We spent a year in Silicon Valley, my two partners and I, as part of NUS's programme to send students there to work and take classes at Stanford - that's where we fell in love with tech. I was a business school student, and at the time I wanted to be in consulting, finance.

But when we went over there, our lives changed. When you see how people are so passionate about tech, how it has the potential to solve big, scalable problems - that was so inspiring. We never wanted to build a big company, we just saw the potential in this technology.

In Silicon Valley, you'd look around, see people sitting in coffeeshops coding, designing stuff; cofounders first meeting one another by chance in coffeeshops - Instagram being a good example. So when we came back, we thought, what problem do we want to solve? And because we all did a lot of online trading, we just wanted to build something to use ourselves, something that'd solve the problems we had in online trading.

MENTOR MATCHMAKING

All the fundraising we've had was unintentional. We just wanted to get feedback from investors. Our first mentor was Vinnie Lauria (managing partner at Golden Gate Ventures), he mentored us for two months, it was part of the school's arrangement - that's the beauty about Singapore, NUS, they have a lot of those type of arrangements, they matchmade us with Vinnie.

He had just arrived from Silicon Valley and was trying to plug into the ecosystem, and he was awesome, worked with us for several months, figuring out why we weren't growing, he'd check in regularly, check on our metrics and growth, he helped us reprioritise our road map.

We really benefitted from the product thinking he had - he wasn't an investor yet, but he wanted to help us, and we wanted to learn. We were like sponges, soaking up as much as possible. And over time we started to grow.

INVESTOR COURTSHIP

Vinnie saw the progression we had, being able to change, iterate, be lean, testing new things. We started seeing traction, and he offered us a term sheet. Then he connected us with other investors, introduced us to a network, we met a few VCs, and then Rakuten suggested they lead the round, we got connected to other seed investors, 500 Startups, we put together a seed round quickly, closed it and moved on. With capital, we were able to expand across the region.

Our ambition was always to build technology to serve the world, and we had to have capital to do that. We started testing in Malaysia, Indonesia, and raised more capital from Sequoia - we'd connected with them during the seed round, but at that point, it was too early for them.

Subsequently, we met over coffee, within 10 minutes they got inspired by our vision, and they were like, 'Let's do it.' It was all very unintentional. It's like dating. VCs want to get to know you, how you work, your mission - they don't invest straight away.

UNIQUELY SINGAPORE

Most of Southeast Asia is emerging - Singapore isn't a good representation of ASEAN / Southeast Asia. Singapore's a good ground to test ideas, and to get resources, but it's very different to Malaysia or Indonesia. They're quite fragmented, not homogenous like Singapore.

And while their populations are very large, smartphone penetration and GDP aren't as high as Singapore, and you have to take that into account looking at the addressable market. But it will grow in the next five to 10 years and that's why at Carousell we're investing in targeting the early-adopters in those countries.

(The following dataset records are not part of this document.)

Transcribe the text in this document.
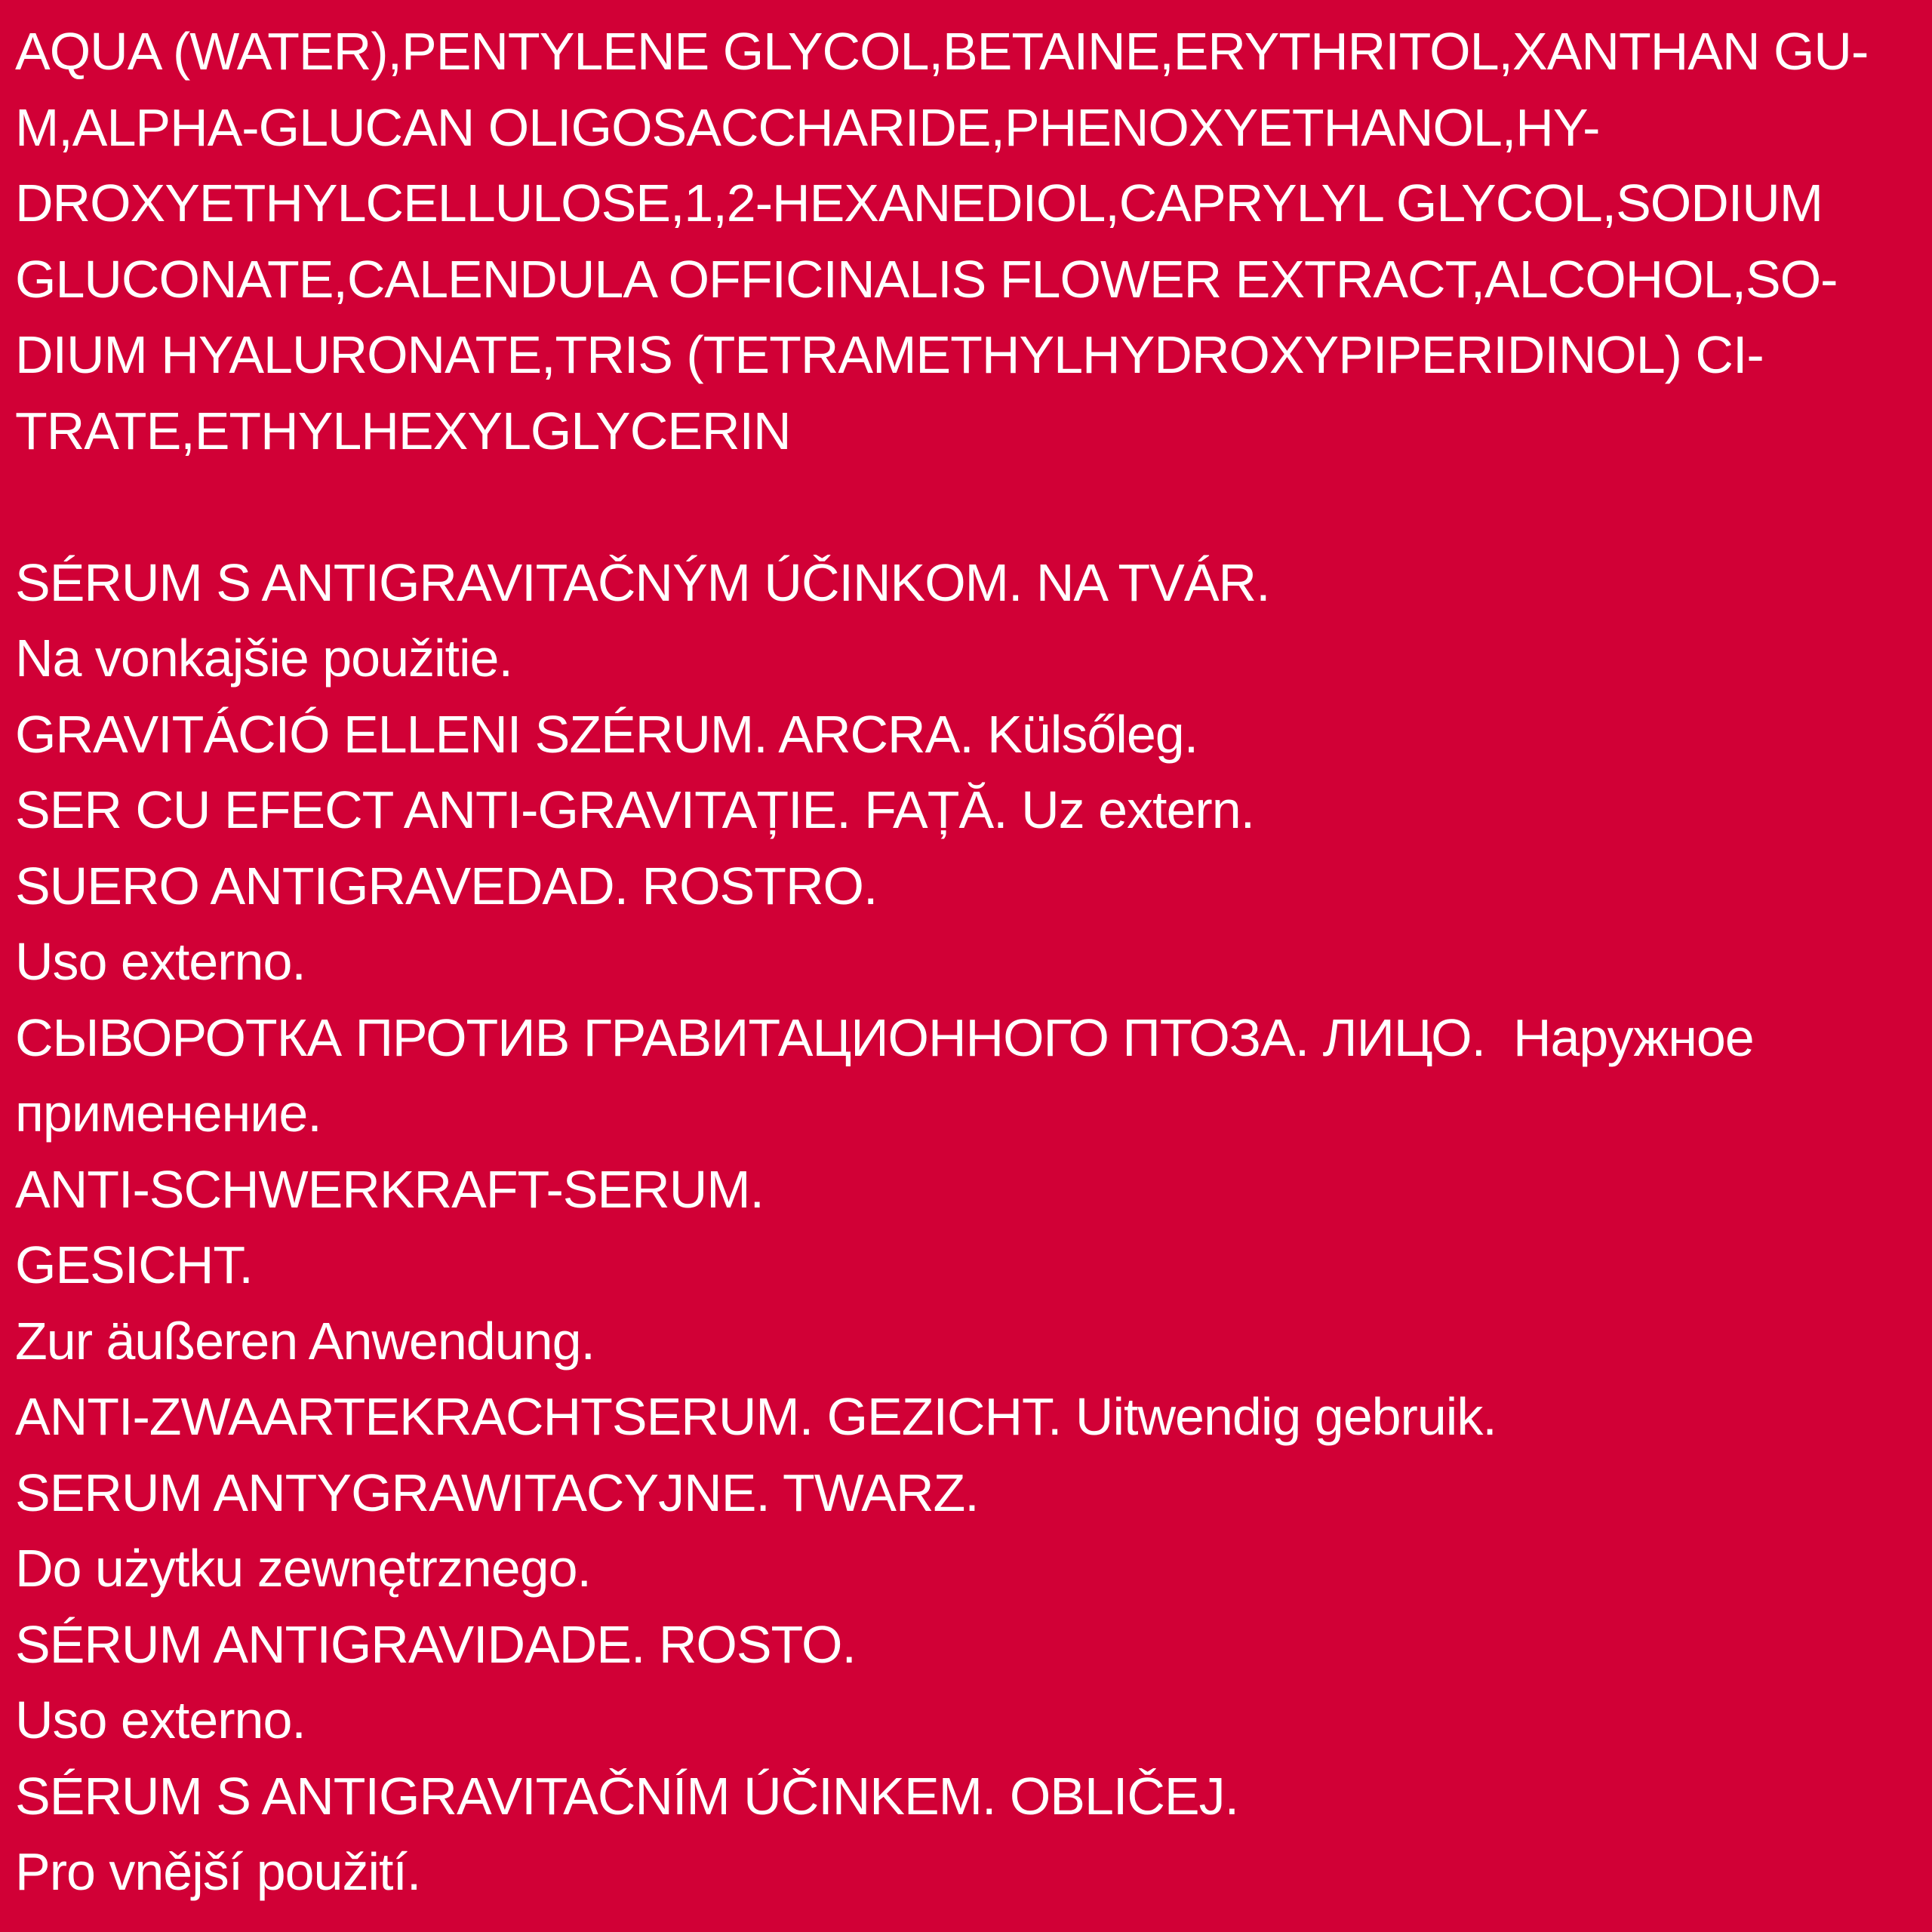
AQUA (WATER),PENTYLENE GLYCOL,BETAINE,ERYTHRITOL,XANTHAN GU-
M,ALPHA-GLUCAN OLIGOSACCHARIDE,PHENOXYETHANOL,HY-
DROXYETHYLCELLULOSE,1,2-HEXANEDIOL,CAPRYLYL GLYCOL,SODIUM
GLUCONATE,CALENDULA OFFICINALIS FLOWER EXTRACT,ALCOHOL,SO-
DIUM HYALURONATE,TRIS (TETRAMETHYLHYDROXYPIPERIDINOL) CI-
TRATE,ETHYLHEXYLGLYCERIN
SÉRUM S ANTIGRAVITAČNÝM ÚČINKOM. NA TVÁR.
Na vonkajšie použitie.
GRAVITÁCIÓ ELLENI SZÉRUM. ARCRA. Külsőleg.
SER CU EFECT ANTI-GRAVITAȚIE. FAȚĂ. Uz extern.
SUERO ANTIGRAVEDAD. ROSTRO.
Uso externo.
СЫВОРОТКА ПРОТИВ ГРАВИТАЦИОННОГО ПТОЗА. ЛИЦО.  Наружное
применение.
ANTI-SCHWERKRAFT-SERUM.
GESICHT.
Zur äußeren Anwendung.
ANTI-ZWAARTEKRACHTSERUM. GEZICHT. Uitwendig gebruik.
SERUM ANTYGRAWITACYJNE. TWARZ.
Do użytku zewnętrznego.
SÉRUM ANTIGRAVIDADE. ROSTO.
Uso externo.
SÉRUM S ANTIGRAVITAČNÍM ÚČINKEM. OBLIČEJ.
Pro vnější použití.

FAIL = FIRST ATTEMPT IN LEARNING

Attending classes at Stanford was an eye opener - compared to the way seminars are conducted in Singapore, in America, they question a lot of things. There's no right or wrong way to learn, but in terms of culture, it'll help to encourage people here to try new things, make mistakes.

But I see more and more people taking risks in Singapore these days, looking at the way things are currently done and making a bet that there's a better way to do things. You'll make mistakes along the way, but that has to be positioned not as failure, just trying new things, prototyping, innovating. We need innovation.